I experienced a sad moment on the third day of my working here. On my way to the hospital, I received an urgent call from my colleagues, who were moving a pregnant woman to the operating room and performing chest compression. The pregnant woman was about to deliver but suffered a sudden crisis. We tried various resuscitation measures for 45 minutes but still in vain......She had been pregnant 11 times, had five miscarriages and six kids. She had no antenatal care before. Based on her clinical manifestations and our experience, it may have been sudden death caused by aortic dissection or amniotic fluid embolism, and that means there would have been not much we could do even if it had happened in a top hospital in Beijing.
 
After that, I joined my colleagues to talk with the patient’s family. The pregnant woman’s husband, a tall man about 40 years old, turned away from us and sobbed deeply. Later he told us that he and his wife had been married for many years and planned to have no more kids after this one. 
 
I felt so sad. That night, I chatted with my colleagues, and we recalled that maternal mortality used to be high here. Death still occurs once in a while even now.
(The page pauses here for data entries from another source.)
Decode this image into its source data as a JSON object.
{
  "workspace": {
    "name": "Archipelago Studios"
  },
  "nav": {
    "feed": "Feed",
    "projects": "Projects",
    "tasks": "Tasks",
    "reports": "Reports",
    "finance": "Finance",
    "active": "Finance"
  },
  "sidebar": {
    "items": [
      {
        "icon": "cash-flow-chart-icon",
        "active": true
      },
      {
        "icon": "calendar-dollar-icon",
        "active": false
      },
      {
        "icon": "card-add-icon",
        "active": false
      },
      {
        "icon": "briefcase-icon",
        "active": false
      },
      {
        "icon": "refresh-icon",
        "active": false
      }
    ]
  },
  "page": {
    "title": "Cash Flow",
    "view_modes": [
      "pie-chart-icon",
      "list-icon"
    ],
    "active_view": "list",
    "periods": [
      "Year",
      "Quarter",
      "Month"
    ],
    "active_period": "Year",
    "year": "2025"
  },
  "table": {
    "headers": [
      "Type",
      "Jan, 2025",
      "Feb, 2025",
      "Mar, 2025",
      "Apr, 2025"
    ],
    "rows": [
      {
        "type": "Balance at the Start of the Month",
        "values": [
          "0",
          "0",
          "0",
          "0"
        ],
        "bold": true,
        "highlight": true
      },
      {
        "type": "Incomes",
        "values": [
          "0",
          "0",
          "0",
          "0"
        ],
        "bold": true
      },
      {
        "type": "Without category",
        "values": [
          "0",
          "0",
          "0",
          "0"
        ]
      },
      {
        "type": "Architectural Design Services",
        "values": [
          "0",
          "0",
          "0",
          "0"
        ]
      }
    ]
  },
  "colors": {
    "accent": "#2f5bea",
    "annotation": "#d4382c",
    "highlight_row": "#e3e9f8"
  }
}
If MSF was not there, I can’t imagine what would happen to all those patients who had postpartum hemorrhage, uterus rupture, fetus asphyxia......Most of them cannot afford to go to private clinics. Without healthcare like MSF’s, who will all these mothers turn to? Thinking about these I gradually recovered from the sadness. 
 
During her six weeks in the mission, Aysha (second from right) was moved by how her colleagues cared for the patients.
Photo credit: Aysha Nawan
 
Besides bad times, there are positive moments, too. I have been deeply touched by the way our staff care for the patients. Most of the patients have never been away from home. So when they are suddenly in a hospital and an operating room, they feel helpless. Some female staff of the hospital will surely be there to hold their faces and tell them what will happen. 
 
MSF’s Khost maternity hospital provides free and high quality of maternal care to help reduce maternal deaths in the province. © Andrea Bruce/Noor Images
 
I have also been moved by the local people as well. Our blood bank is almost always full because many local people come to donate blood. 90% of them are men. Here men usually do not speak about their feelings but by donating blood, they express their love for their community. 
 
What will Aysha bring to the front line?
 
1.Chili sauce
2.Green tea and black tea
3.Handicrafts and ornaments from hometown as gifts for colleagues in the field
 

 

 
Aysha Nawan is an anaesthetist from Xin Jiang, China. She worked in MSF Khost Maternity hospital in July 2016 for six weeks, and returned to the mission in the new year of 2017.